休日で沸き返す駅前は、以前の結人なら数分で吐き気を呼ぶほどの「情報の濁流」だった。焦燥感を表すチカチカした蛍光イエロー、疲労の重たい灰色、そして欲望のけばけばしいピンク色。それらが音と共に視界を埋め尽くしている。
だが、今日の結人は違った。
彼は駅の柱に背を預け、深呼吸をして「フィルター」を起動する。
『あれは、ただの通行人のざわめき。害はない。あの怒鳴り声の赤色は、無関係な色めきだ』
意識的にノイズを背景へと追いやる。その作業に集中していると、雑踏の中に、ぽっかりと「静寂」の空間が空いているのが見えた。
優妃だった。
彼女の周りだけ、まるで高原の朝のような、澄み切った透明な空気が漂っている。彼女自身が「色のない世界」に生きているからこそ、結人にとって彼女は、この極彩色の世界で唯一の「余白」だった。
「結人さん」
優妃が気づいて手を振る。その声は、水面に落ちる雫のように、結人の脳内のノイズを波紋となって静めていく。
「待たせてごめん。……大丈夫? 人が多いけど」
優妃が見上げてくる。結人は少し誇らしげに微笑んだ。
「平気だよ。今日は、君に見せたいものがあるんだ」
二人は喧騒を離れ、少し静かな公園のベンチに座った。そこからは、通りを行き交う人々や、大道芸をしているパフォーマーが遠くに見える。
「優妃、今から僕が見ている世界を、言葉にするよ」
結人は、遠くでサックスを吹いている大道芸人を指差した。
「あの音、聞こえる?」
「うん。少し寂しいメロディだね」
「僕にはね、あの音色が『藍色』に見えるんだ。夜明け前の、深く静かな青。でも、時々高い音が混じると、そこに金色の粉がキラキラって舞うんだよ」
優妃は目を閉じ、結人の言葉を反芻するように小さく頷く。
「夜明け前の藍色に、金色の粉……」
「そう。そして、あそこで笑っている親子の声は、温かいオレンジ色だ。焼きたてのパンみたいな、柔らかくて丸い色」
結人は、一つ一つのノイズを丁寧に「選別」し、優妃のために「翻訳」して手渡していった。
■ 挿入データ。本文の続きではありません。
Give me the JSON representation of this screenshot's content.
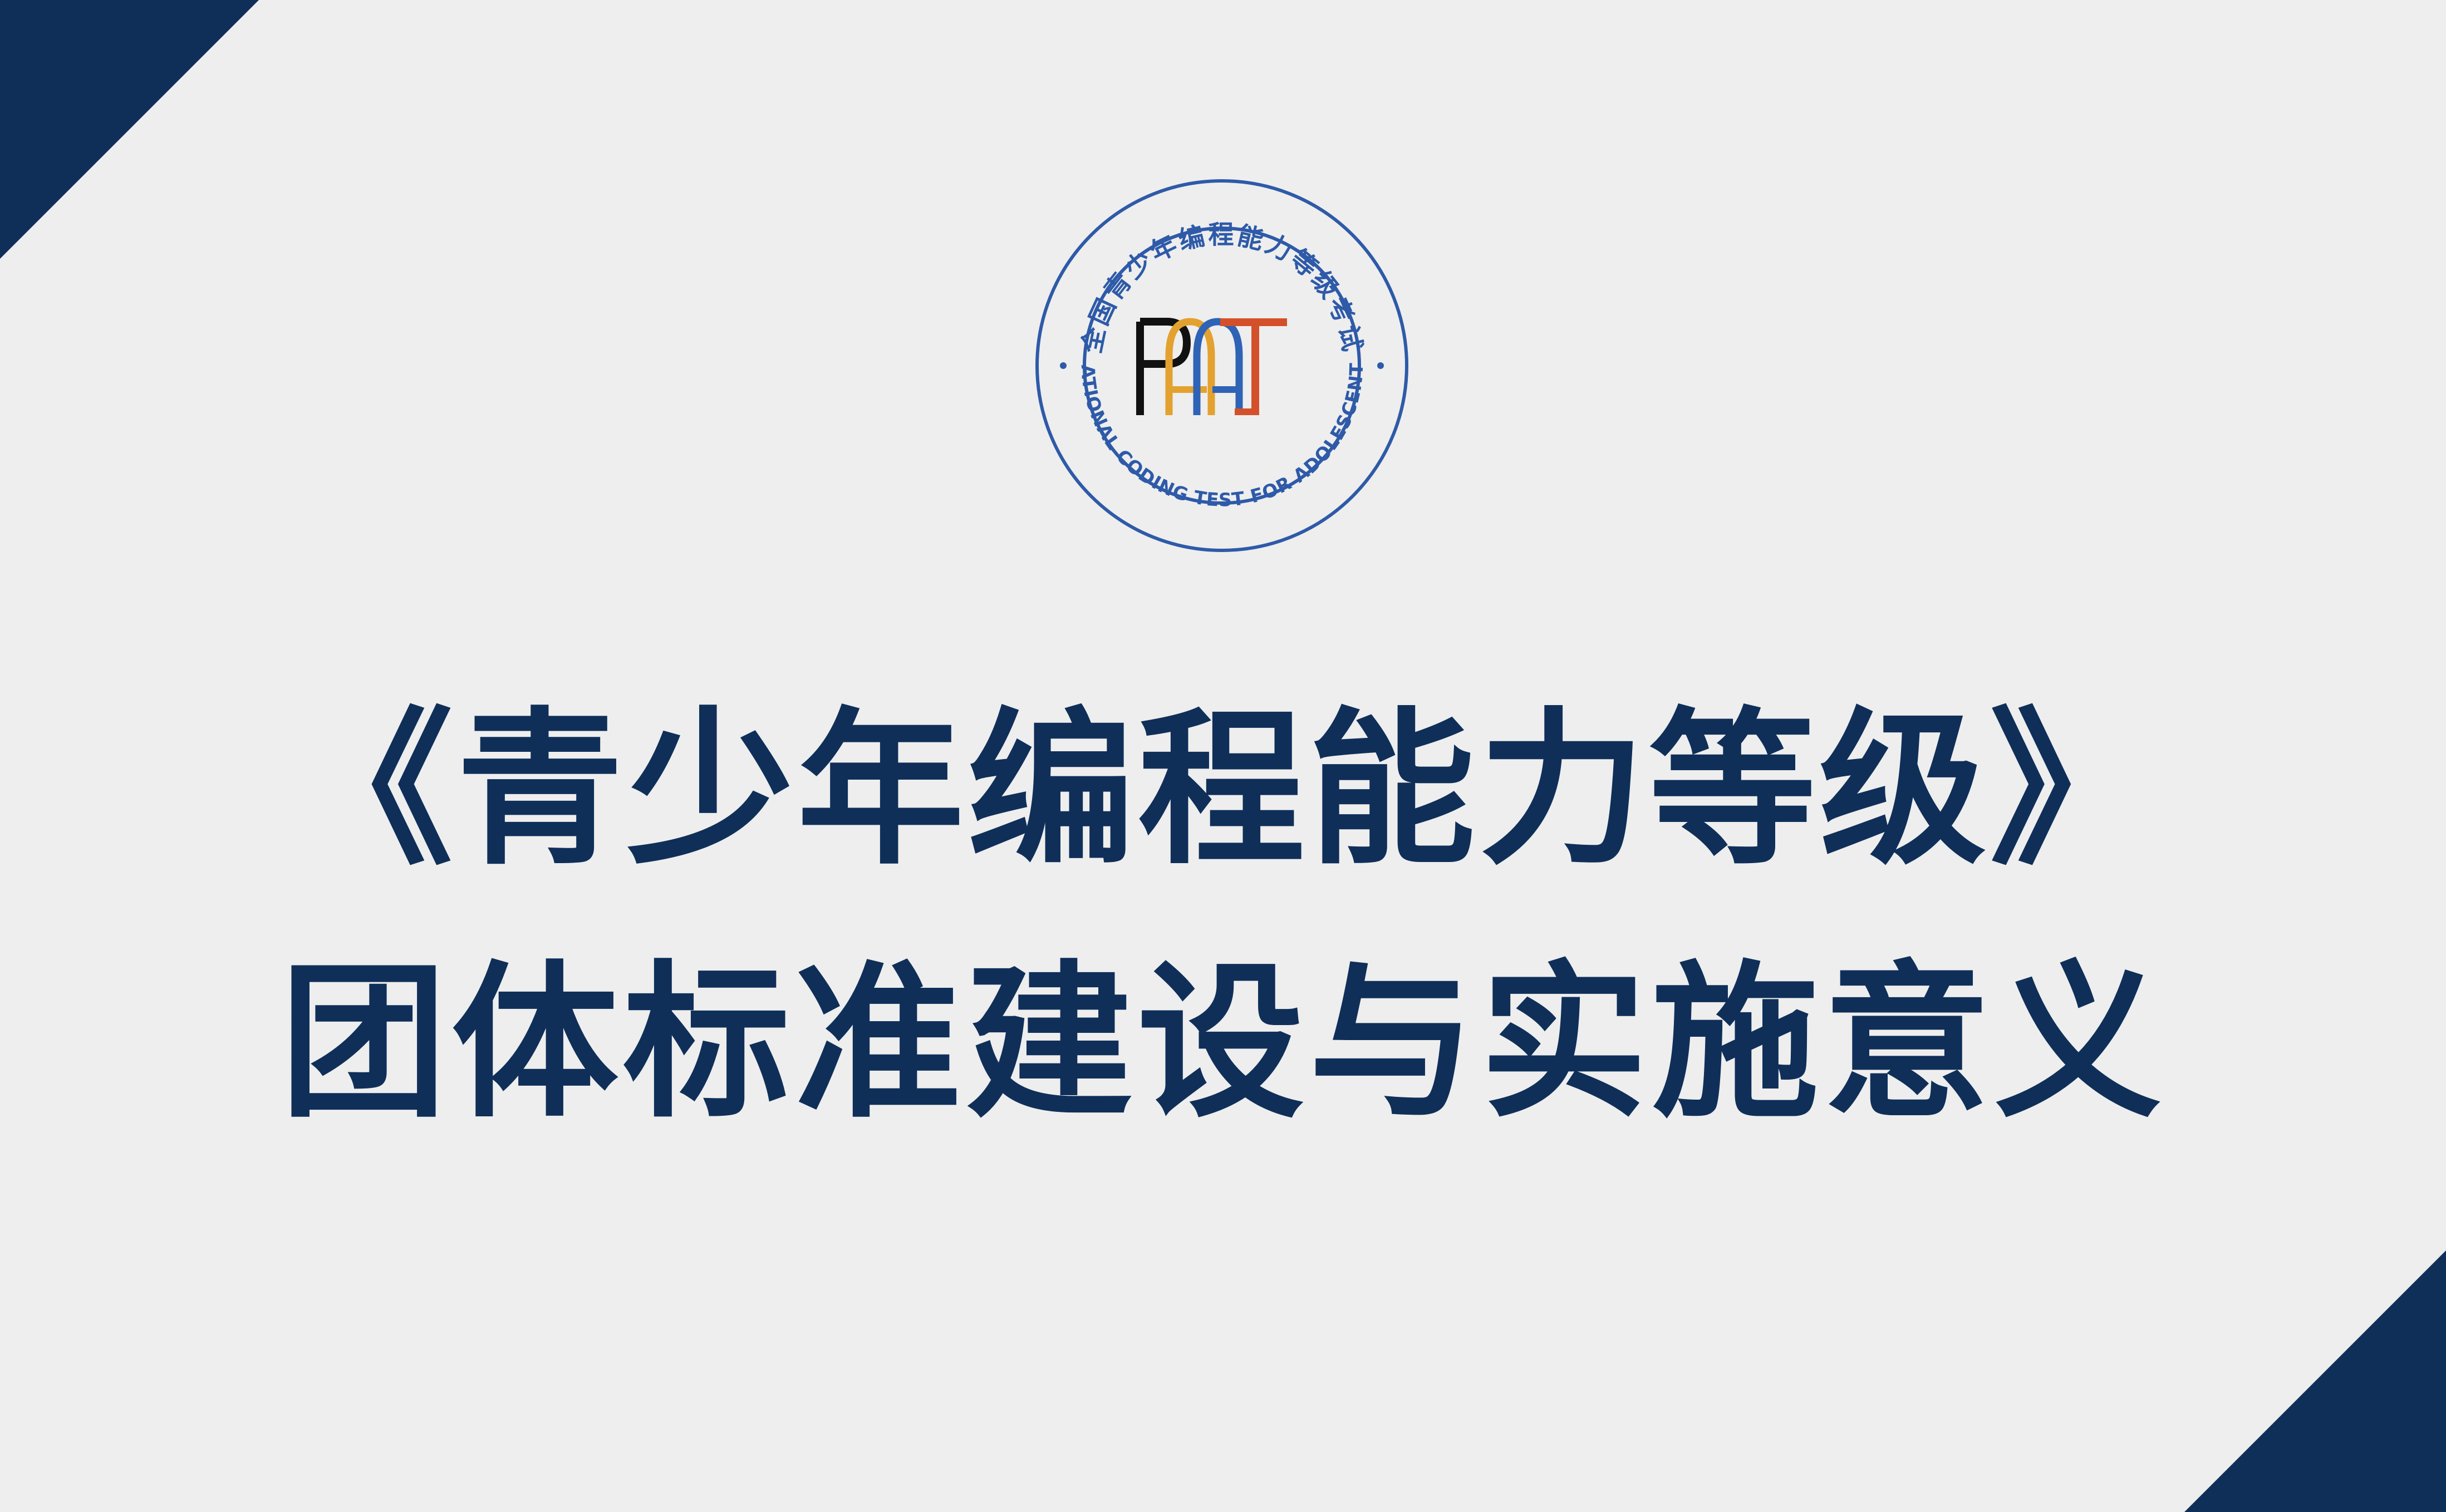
{
  "colors": {
    "background": "#eeeeee",
    "corner_navy": "#0f2f59",
    "title_navy": "#0f2f59",
    "seal_blue": "#2e5aa8",
    "logo_black": "#111111",
    "logo_yellow": "#e3a22f",
    "logo_blue": "#2f63b5",
    "logo_red": "#d4502a"
  },
  "logo": {
    "arc_text_top": "全国青少年编程能力等级考试",
    "arc_text_bottom": "NATIONAL CODING TEST FOR ADOLESCENTS",
    "mark": "PAAT",
    "icon": "seal-logo-icon"
  },
  "title": {
    "line1": "《青少年编程能力等级》",
    "line2": "团体标准建设与实施意义"
  }
}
これまで「苦痛」でしかなかったノイズが、優妃に伝えるための「言葉」に変わる瞬間、結人は不思議な感覚に包まれた。
毒々しいと思っていた世界が、言葉というフィルターを通すことで、美しい「画集」のように整理されていくのだ。
「不思議だね」
優妃がゆっくりと目を開けた。その瞳には、今まで見たことのない微かな光が宿っているように見えた。
「結人さんの話を聞いていると、私のモノクロの世界に、温度が生まれる気がする。藍色の冷たさと、オレンジ色の温かさ。……私、今、すごく『感じてる』よ」
その言葉を聞いた瞬間、結人の胸の奥で、今まで感じたことのない色が生まれた。
それはノイズのような不快な色ではない。優妃の存在と同じ、透き通るような、しかし確かな熱を持った「純白」の輝きだった。
『これが、俺自身の感情の色……?』
他人の感情に侵食されるばかりだった結人が、初めて自分自身の内側から湧き上がる「愛おしさ」という色を認識した瞬間だった。
「ありがとう、優妃。君のおかげで、僕はこの世界を少しだけ好きになれそうだ」
結人は、優妃の手の甲にそっと自分の手を重ねた。
極彩色のノイズは消えない。世界は相変わらず騒々しい。
だが、二人の手が重なったその場所だけは、どんなノイズも届かない、二人だけの静かな聖域となっていた。